Tengo que confesar que, hasta ahora, cuando se me preguntaba, en relación con el caso catalán, si éramos o no colonia de España, siempre hacía daño decir la respuesta, sobre todo si nos teníamos que limitar el uso de la terminología convencional, como también debe pasar lo mismo con respecto a Escocia en relación con el Reino Unido de Gran Bretaña o a Quebec en relación con el Canadá.
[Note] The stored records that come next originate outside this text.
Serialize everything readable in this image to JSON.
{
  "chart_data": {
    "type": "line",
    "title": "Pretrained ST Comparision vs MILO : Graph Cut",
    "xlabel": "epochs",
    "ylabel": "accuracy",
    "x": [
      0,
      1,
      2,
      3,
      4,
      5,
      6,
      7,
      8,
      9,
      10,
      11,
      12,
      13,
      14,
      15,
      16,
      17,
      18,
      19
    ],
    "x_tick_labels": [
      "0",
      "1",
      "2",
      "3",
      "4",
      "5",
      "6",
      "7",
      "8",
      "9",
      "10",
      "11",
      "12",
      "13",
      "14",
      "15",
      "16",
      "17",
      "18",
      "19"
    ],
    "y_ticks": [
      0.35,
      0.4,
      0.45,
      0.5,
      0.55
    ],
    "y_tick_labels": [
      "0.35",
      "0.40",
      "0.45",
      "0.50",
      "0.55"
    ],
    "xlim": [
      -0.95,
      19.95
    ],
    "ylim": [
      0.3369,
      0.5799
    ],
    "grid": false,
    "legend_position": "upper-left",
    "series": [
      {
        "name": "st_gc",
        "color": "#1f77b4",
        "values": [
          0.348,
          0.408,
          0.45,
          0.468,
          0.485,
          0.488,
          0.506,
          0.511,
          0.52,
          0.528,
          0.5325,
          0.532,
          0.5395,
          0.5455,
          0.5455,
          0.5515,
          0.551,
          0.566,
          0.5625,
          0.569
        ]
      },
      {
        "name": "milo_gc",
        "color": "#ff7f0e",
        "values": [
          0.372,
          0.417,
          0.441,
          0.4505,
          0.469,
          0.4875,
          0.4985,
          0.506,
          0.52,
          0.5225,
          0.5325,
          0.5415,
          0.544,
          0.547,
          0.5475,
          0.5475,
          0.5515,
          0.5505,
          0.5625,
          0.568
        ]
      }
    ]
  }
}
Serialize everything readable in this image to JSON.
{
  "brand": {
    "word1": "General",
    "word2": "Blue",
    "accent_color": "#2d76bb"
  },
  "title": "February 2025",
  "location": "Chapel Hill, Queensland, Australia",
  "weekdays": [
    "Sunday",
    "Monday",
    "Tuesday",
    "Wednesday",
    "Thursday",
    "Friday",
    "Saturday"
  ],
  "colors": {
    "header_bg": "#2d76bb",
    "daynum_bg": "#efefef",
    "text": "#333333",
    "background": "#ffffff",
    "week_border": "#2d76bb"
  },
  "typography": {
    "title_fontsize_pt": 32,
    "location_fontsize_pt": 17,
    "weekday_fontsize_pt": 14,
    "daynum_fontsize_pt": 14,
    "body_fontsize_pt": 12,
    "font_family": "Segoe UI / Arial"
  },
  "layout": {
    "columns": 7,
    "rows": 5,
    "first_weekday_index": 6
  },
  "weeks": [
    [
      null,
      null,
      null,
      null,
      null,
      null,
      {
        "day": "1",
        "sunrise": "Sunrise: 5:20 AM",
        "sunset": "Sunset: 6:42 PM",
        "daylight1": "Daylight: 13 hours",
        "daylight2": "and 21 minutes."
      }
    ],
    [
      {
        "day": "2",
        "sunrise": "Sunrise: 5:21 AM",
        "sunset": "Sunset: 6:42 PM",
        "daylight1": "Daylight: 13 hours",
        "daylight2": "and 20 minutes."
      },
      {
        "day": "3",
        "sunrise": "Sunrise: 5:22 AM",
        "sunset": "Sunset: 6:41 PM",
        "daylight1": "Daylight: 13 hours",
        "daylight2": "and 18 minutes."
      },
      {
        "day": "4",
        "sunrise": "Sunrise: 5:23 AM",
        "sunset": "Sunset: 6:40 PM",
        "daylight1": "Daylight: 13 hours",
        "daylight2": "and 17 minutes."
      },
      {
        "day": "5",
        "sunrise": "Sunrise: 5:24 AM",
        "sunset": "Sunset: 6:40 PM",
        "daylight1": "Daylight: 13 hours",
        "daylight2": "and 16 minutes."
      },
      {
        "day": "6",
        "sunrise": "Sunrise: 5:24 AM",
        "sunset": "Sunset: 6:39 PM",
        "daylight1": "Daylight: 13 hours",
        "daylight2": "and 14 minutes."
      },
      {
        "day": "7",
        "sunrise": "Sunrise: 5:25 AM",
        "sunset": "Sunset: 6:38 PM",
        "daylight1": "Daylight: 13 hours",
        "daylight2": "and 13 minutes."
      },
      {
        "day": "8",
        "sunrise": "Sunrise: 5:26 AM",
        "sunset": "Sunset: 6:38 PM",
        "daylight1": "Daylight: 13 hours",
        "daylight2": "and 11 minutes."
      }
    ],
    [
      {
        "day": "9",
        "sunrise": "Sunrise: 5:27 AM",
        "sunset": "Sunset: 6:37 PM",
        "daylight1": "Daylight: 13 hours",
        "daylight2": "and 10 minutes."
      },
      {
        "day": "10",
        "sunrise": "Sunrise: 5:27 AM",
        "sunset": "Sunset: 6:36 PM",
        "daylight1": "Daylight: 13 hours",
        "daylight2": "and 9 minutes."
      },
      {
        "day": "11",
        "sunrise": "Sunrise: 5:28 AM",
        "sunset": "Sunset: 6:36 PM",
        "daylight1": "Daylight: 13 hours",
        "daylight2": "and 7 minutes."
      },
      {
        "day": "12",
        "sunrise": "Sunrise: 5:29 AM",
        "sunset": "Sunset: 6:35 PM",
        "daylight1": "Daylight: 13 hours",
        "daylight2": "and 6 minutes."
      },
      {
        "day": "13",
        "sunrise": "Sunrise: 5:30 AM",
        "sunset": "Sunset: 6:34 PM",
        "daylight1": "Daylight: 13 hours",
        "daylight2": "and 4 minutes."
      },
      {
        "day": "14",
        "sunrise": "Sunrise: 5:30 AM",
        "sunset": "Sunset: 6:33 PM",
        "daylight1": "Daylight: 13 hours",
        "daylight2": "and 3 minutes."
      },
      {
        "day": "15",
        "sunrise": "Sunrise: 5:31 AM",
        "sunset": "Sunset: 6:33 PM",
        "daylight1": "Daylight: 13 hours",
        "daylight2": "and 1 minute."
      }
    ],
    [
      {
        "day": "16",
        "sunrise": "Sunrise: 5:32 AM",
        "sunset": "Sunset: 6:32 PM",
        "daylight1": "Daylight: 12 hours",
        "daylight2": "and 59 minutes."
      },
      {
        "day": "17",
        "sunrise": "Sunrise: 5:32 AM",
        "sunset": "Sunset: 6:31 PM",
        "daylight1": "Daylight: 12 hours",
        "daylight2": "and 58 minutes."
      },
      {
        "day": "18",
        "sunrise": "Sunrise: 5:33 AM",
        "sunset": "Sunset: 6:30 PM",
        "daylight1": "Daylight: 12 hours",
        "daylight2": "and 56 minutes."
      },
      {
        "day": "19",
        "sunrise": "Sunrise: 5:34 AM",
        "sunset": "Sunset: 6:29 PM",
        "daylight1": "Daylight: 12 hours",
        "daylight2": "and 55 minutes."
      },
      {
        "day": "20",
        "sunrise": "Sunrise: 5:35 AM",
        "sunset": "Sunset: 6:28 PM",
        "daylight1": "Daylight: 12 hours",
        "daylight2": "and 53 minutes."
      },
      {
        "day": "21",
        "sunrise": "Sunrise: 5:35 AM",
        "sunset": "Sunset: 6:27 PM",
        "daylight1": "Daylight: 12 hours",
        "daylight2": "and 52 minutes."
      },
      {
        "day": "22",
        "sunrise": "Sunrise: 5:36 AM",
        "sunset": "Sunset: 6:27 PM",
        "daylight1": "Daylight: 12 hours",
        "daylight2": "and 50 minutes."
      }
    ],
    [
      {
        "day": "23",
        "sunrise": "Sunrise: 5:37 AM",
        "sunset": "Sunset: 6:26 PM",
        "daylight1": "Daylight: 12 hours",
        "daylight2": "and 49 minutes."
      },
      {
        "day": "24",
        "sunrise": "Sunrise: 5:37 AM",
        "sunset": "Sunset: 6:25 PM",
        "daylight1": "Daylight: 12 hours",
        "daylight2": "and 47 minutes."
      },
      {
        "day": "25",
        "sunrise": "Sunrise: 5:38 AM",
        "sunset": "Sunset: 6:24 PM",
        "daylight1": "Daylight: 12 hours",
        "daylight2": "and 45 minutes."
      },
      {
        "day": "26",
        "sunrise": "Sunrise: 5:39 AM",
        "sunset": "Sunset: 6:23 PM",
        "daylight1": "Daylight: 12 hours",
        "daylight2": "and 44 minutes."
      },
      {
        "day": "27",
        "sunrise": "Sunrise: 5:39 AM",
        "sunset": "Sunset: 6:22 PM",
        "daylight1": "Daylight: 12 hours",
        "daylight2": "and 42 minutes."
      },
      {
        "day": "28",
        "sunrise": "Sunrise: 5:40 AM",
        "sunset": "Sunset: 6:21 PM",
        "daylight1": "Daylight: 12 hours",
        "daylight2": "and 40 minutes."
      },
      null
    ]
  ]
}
Aparentemente y en una primera reacción, poco que ver comparándolo con la definición del vínculo colonial de Timor Oriental con Portugal o Indonesia, de Cabo Verde con Portugal, del Congo con Bélgica, de Kenia con el Reino Unido o bien de Madagascar con Francia, sobre todo por la manera tan bestia, violenta y depredadora de comportarse los estados oficialmente ‘civilizados’.
Las potencias coloniales eran estados, en todos los casos, más avanzados en todos los ámbitos que sus territorios coloniales y su capital, la metrópolis, ejercía también una incuestionable capitalidad supraestatal, imperial, pues. Se trataba de regímenes democráticos, industrializados, cosmopolitas, con una población viajera y, generalmente, plurilingüe, estados y metrópoli por donde habían penetrado y luego exportado todas las manifestaciones de la modernidad en todos los ámbitos: político, cultural, científico, técnico, filosófico, deportivo, religioso, etc.
No parece muy oportuno encajar en este estereotipo colonial el caso de nuestra nación, o sea el de los Países Catalanes, ya que, bien mirado, reunimos claramente, mucho más que el imperio y su metrópoli, todos los ingredientes característicos de la modernidad. Tenemos una inequívoca cultura democrática, una tradición industrial, una mentalidad abierta que nos hace saber más idiomas y viajar mucho más que en el resto de territorios del Estado, un talante innovador y emprendedor, unos tics anti estatistas que nos hacen confiar más en la sociedad que en la burocracia y ha sido siempre a través de nuestra nación por donde han penetrado en la península los grandes exponentes de la modernidad.
En cambio, sin embargo, España y su Estado, en pleno siglo XXI, siguen comportándose con nosotros, descaradamente, empleando todas las prácticas más abyectas del colonialismo de siempre: con un saqueo fiscal desatado y persistente, un freno permanente al desarrollo económico de las empresas en nuestro territorio, unas infraestructuras insuficientes e inapropiadas, la uniformización cultural supeditada a una matriz española única, la imposición de su idioma en todos los ámbitos en sustitución del catalán, una legalidad pensada no para la defensa de los derechos democráticos básicos y las libertades fundamentales sino para el mantenimiento de la integridad territorial, una estructura de Estado totalmente centralizada en su capital, un aparato estatal, administrativo, político, militar, policial, judicial, comunicativo, religioso y unas infraestructuras pensadas, exclusivamente, para el mantenimiento de los intereses y los privilegios de las élites improductivas que hace siglos que viven esta situación.
No sé cómo deberíamos denominar a nuestra peculiar situación de opresión nacional, con la correspondiente enajenación nacional de buena parte de los integrantes de nuestra sociedad, pero si a los que van a vivir a los pueblos llamamos neorrurales; neofranquistas, a los partidarios del antiguo régimen que ahora van saliendo del armario y, neoliberales, a los defensores del liberalismo económico más desatado, si España nos trata como una colonia y continúa con su mentalidad colonizadora de siempre, desde planteamientos propios de un colonialismo de manual, ¿no será porque practica un neocolonialismo que nos ha convertido, en suma, en una neocolonia?